In particular, Amira seems to have benefited greatly. I picked up this mare from Iowa in October. It's fair to say she has had a very traumatic history with trailers and was otherwise essentially unhandled. Even when I picked her up we had quite a hard time. It took 5 hours and a rather large dose of sedative to get her on the trailer. Before the sedation, she had at one point fallen out of the trailer we'd gotten her half on, struck her head on a post, and laid on her chest for a solid 15 minutes groaning. I can't blame the horse for being a bit alarmed by people after all she's been through just with trailers. We haven't been able to so much as touch this mare since we got her home. I made an attempt at trimming her feet when she was sedated for teeth and almost got my head removed for my trouble.

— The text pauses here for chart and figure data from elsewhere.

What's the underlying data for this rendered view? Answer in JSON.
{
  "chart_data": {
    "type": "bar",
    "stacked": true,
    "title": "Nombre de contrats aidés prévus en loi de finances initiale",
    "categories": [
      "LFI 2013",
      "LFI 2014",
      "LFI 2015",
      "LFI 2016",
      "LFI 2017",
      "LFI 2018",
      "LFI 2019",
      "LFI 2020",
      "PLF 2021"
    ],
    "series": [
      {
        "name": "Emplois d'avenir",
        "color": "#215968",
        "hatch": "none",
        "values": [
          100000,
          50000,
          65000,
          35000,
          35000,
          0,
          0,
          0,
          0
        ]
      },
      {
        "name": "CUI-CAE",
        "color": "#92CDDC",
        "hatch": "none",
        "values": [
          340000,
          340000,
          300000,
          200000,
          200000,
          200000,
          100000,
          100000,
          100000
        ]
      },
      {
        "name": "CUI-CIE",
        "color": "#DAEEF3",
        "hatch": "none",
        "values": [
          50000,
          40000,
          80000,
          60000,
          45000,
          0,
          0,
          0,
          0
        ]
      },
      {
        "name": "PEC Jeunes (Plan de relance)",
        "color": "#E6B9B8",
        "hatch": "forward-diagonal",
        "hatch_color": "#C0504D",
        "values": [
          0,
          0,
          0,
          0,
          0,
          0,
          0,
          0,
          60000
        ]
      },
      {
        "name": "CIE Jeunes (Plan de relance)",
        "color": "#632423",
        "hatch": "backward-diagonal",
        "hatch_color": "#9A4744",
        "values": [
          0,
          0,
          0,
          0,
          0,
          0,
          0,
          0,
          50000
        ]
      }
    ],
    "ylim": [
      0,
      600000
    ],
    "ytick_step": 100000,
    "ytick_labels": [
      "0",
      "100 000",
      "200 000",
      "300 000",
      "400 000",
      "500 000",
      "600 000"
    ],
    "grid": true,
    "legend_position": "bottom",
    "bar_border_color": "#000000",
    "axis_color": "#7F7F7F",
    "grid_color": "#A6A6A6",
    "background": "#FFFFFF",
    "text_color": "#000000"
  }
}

|Amira before Outlast. Looking for an escape.|
Before I left for Death Valley, I cornered Amira and got a halter and drag rope on her. Even with this, she was difficult to handle and certainly untouchable beyond her withers. Beth started giving her the Outlast, and the difference is night and day. She was even able to brush Amira down to her hocks, an action likely to result in a kicking fit before. Amira is even different before the Outlast and after, enough to make the product look like magic. I've decided to start giving it to her 3 times per day. Since she lives next to the barn this is easy to accomplish.
|After Outlast. Soft eye and relaxed body language.|
One of the boarded horses, Jack, is reportedly doing quite well too. He's more focused and less suspicious than he was before.
I won't say I'm a believer, but I will say it looks promising, at least for more than half the horses here.